14- LA NÉCROPOLE RUSSE :

Celle nécropole au caractère spécifiquement russe comprend, d'une part l'Eglise Notre-Dame de l'Assomption, ses dépendances et son jardin, et d'autre part, les tombes orthodoxes du cimetière communal. L’origine du cimetière provient de l'accueil fait aux émigrés russes au château de la Cossonnerie, qui furent dès 1926 enterrés dans le cimetière communal. Ce cimetière a été inscrit sur l'inventaire des sites pittoresques du département de l'Essonne le 13 novembre 1979. L'église date de 1939, de style novgorodien du XV, siècle.

Elle a été inscrite sur l'inventaire supplémentaire des Monuments historiques en 1974.

15- LE PARC PIERRE :

Au lieu-dit du Parc Pierre, hameau de Sainte Geneviève des Bois, fut construit en 1869, sur une propriété de 10 hectares, une élégante habitation appelée Le Château. En 1973, la municipalité en décida l'acquisition afin de préserver ce remarquable espace naturel et d'en faire un lieu de détente et de loisirs.

Le château, restauré en 1985, abrite les enfants du centre aéré. En 1986, la ferme et le parc animalier furent ouverts au public.

16- LE BOIS DES TROUS :

Le Bois des Trous, à l'Est de la commune, s'étend sur les territoires de Sainte Geneviève des Bois et de Fleury-Mérogis. L’acquisition de 48 hectares en mai 1988 a permis d'intégrer cette immense propriété dans le patrimoine communal et d'en faire le poumon de la ville. Le Bois des Trous tient cette curieuse dénomination de ce qu'il renferme de nombreuses excavations provenant de l'extraction de la pierre meulière très utilisée dans la construction autrefois.

17- LE GROUPE SCOLAIRE JEAN-MACE :

En 1969, Louis MOLINARI décore l'école maternelle Jean-Macé et réalise pour ce faire, une sculpture, Les Enfants, haute de 9 mètres. Cette œuvre fut inaugurée en 1970 avec les reliefs d'Eugène GUYARD, Les Jeux.

18- LA PLACE FERDINAND BUISSON :

La place Ferdinand BUISSON forme un ensemble composé d’œuvres artistiques et d'un rond-point paysager. La réalisation de la fresque a été dirigée par Jacques SIMON. Elle est longue de 1 0 mètres, large de 2, et pèse 2 tonnes. Inaugurée en 1990, elle représente la forêt de Séquigny à l'époque révolutionnaire.

19- LA BORNE ROYALE N°13 :

Située au rond-point des nourrisses, actuelle place Stalingrad, elle a été classée Monument historique le 30 avril 1931 et transférée depuis de l'autre côté de la place.

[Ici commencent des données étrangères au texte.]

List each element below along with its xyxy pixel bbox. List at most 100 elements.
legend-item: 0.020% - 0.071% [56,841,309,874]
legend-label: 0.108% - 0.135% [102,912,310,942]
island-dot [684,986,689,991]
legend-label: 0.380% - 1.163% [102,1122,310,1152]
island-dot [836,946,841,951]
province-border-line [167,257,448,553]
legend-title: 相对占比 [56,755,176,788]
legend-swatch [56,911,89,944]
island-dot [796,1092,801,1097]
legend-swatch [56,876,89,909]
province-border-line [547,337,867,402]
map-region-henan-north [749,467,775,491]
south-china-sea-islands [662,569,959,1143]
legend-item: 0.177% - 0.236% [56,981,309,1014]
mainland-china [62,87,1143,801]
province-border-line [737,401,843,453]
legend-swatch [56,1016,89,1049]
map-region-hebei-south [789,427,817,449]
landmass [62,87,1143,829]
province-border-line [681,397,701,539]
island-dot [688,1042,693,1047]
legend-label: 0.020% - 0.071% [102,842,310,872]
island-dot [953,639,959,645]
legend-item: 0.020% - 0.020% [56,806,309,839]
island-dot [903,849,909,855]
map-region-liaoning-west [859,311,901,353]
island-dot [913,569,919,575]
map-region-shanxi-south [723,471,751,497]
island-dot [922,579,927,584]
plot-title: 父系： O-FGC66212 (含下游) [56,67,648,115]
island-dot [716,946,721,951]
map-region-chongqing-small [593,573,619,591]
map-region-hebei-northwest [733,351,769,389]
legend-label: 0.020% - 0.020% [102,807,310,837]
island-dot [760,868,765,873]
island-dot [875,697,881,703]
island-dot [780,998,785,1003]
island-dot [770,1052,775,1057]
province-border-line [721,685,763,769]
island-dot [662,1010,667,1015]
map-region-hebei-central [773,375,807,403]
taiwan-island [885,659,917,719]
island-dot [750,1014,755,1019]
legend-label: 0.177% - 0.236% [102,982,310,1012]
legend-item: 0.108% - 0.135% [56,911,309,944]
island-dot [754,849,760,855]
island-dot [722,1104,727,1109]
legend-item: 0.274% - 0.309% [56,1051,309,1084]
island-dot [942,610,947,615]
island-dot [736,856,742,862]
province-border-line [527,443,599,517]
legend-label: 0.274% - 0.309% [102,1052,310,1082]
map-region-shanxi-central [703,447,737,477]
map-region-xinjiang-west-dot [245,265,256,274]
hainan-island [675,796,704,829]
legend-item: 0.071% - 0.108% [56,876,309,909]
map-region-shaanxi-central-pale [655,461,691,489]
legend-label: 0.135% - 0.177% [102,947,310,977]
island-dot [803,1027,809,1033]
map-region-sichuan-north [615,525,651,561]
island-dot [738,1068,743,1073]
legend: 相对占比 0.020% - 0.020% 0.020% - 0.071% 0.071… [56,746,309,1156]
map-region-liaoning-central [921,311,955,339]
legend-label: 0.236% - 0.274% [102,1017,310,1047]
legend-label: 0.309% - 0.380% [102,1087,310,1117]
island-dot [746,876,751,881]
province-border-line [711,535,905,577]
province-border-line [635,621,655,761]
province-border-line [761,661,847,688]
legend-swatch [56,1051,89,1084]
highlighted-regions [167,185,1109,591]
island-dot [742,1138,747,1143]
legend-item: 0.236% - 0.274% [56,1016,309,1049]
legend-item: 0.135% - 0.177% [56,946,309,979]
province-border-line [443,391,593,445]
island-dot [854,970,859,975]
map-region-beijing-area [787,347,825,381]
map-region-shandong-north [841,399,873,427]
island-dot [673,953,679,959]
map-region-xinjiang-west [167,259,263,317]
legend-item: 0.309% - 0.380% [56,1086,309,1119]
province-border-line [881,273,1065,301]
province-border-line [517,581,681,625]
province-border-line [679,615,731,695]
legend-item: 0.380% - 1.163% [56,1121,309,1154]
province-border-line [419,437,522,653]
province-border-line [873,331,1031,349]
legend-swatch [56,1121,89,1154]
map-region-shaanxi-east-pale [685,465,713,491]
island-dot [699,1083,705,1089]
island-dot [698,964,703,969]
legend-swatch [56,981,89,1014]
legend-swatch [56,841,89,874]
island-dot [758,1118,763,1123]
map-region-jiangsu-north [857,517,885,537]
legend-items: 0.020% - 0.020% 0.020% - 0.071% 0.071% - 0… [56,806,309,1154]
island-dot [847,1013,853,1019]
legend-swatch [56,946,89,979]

20- LE PARC DES BORDS DE L'ORGE :

D'une superficie de 26 hectares, mesurant 1700 mètres de long et 150 de large, ce parc naturel a été ouvert au public en 1983. Il borde la rivière de l'Orge et constitue un site privilégié pour la promenade, les activités sportives et les loisirs. Le site se compose de trois zones plates bien distinctes : au Sud le long de la route de Longpont, une zone de prairies ; puis, une zone boisée ; et enfin, un mélange de prairies et de bois. C'est dans ce dernier périmètre que le Mort-Rù, petit ruisseau venant de Nozay, et la Boële, de Longpont, rejoignent l'Orge ; Orge qui s'appelait autrefois La Boudeuse pour ses débordements intempestifs. Cet ensemble constitue un patrimoine forestier très important qui abrite une faune importante puisque l'on y dénombre pas moins de trente espèces d'oiseaux et qu'on peut observer encore blaireaux, fouines, moutons du Pradon, ratons-laveurs et autres animaux domestiques.


Informations émanant du guide " des Journées du Patrimoine "
Service des Archives Mairie de Ste Geneviève des Bois.